The Law Commission of England & Wales is consulting on simplification of the rules, and the Faculty agrees in its response that there is a need for an overhaul. A 17 page document when first introduced in the early 1970s, the rules now run to more than 1,100 pages and have been described by one senior judge as having "achieved a degree of complexity which even the Byzantine Emperors would have envied".

Faculty suggests that the primary cause of the increased length and complexity has been ever greater prescriptiveness. "The length of the rules is not necessarily a difficulty in itself… that the rules should be easy to navigate and understand is more important", it observes.

"We do not take the view that prescriptiveness is always a difficulty, nor do we take the view that it is always desirable. In some areas, prescriptive rules will allow precise applications to be made (and defective decisions in those areas to be challenged more effectively). In other areas… balancing numerous factors cannot be done satisfactorily within highly prescribed rules: a more holistic approach is required that a prescriptive system does not allow."
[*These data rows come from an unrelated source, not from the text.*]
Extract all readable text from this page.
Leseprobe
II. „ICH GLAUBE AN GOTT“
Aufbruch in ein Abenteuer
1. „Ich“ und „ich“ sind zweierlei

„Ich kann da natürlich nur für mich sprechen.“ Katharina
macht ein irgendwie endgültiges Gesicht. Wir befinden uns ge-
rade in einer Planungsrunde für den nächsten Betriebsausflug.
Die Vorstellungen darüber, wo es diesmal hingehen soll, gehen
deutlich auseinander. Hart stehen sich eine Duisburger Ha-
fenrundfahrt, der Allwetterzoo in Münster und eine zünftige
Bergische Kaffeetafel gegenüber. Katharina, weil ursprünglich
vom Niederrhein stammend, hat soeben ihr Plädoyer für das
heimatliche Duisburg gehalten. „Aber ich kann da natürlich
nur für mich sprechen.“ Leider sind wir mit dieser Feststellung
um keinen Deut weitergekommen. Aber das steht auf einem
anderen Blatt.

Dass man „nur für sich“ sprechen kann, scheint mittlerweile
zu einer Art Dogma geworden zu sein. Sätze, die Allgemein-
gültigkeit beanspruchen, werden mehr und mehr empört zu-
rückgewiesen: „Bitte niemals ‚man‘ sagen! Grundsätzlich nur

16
However it comments: "The Faculty is concerned that the likely cost of the comprehensive redrafting that it supports may not be adequately set out in the impact assessment. The current state of the law is either a result of a lack of resources or of misplaced effort. In either event, a substantial reorganisation is likely to be required to put new rules in place and maintain a consistent regime… we are not convinced that the proposed review committee of unpaid volunteers will be an adequate mechanism with which to secure the necessary outcomes."

Faculty also believes that the current state of the law might not meet the requirements of the European Convention on Human Rights, involving reputational risk for the UK. The law has to be accessible and precise, but Faculty "has concerns whether either of the requirements of lawfulness is met": "In particular, there must be a risk that the matrix of statute, statutory instrument, immigration rule, guidance and instruction does not satisfy the requirement for legality that pervades all justifications for interference with fundamental rights protected by the European Convention on Human Rights".

It adds: "We consider that this is a powerful consideration in favour of the comprehensive redrafting proposed and a significant non-monetary benefit of the proposal."

A prescriptive approach does not work well, Faculty states, when it comes to considering an immigrant's article 8 rights, which requires "a more holistic approach". More generally, it supports the idea of more discretion for decision makers, as a way of preventing inefficiencies and miscarriages of justice.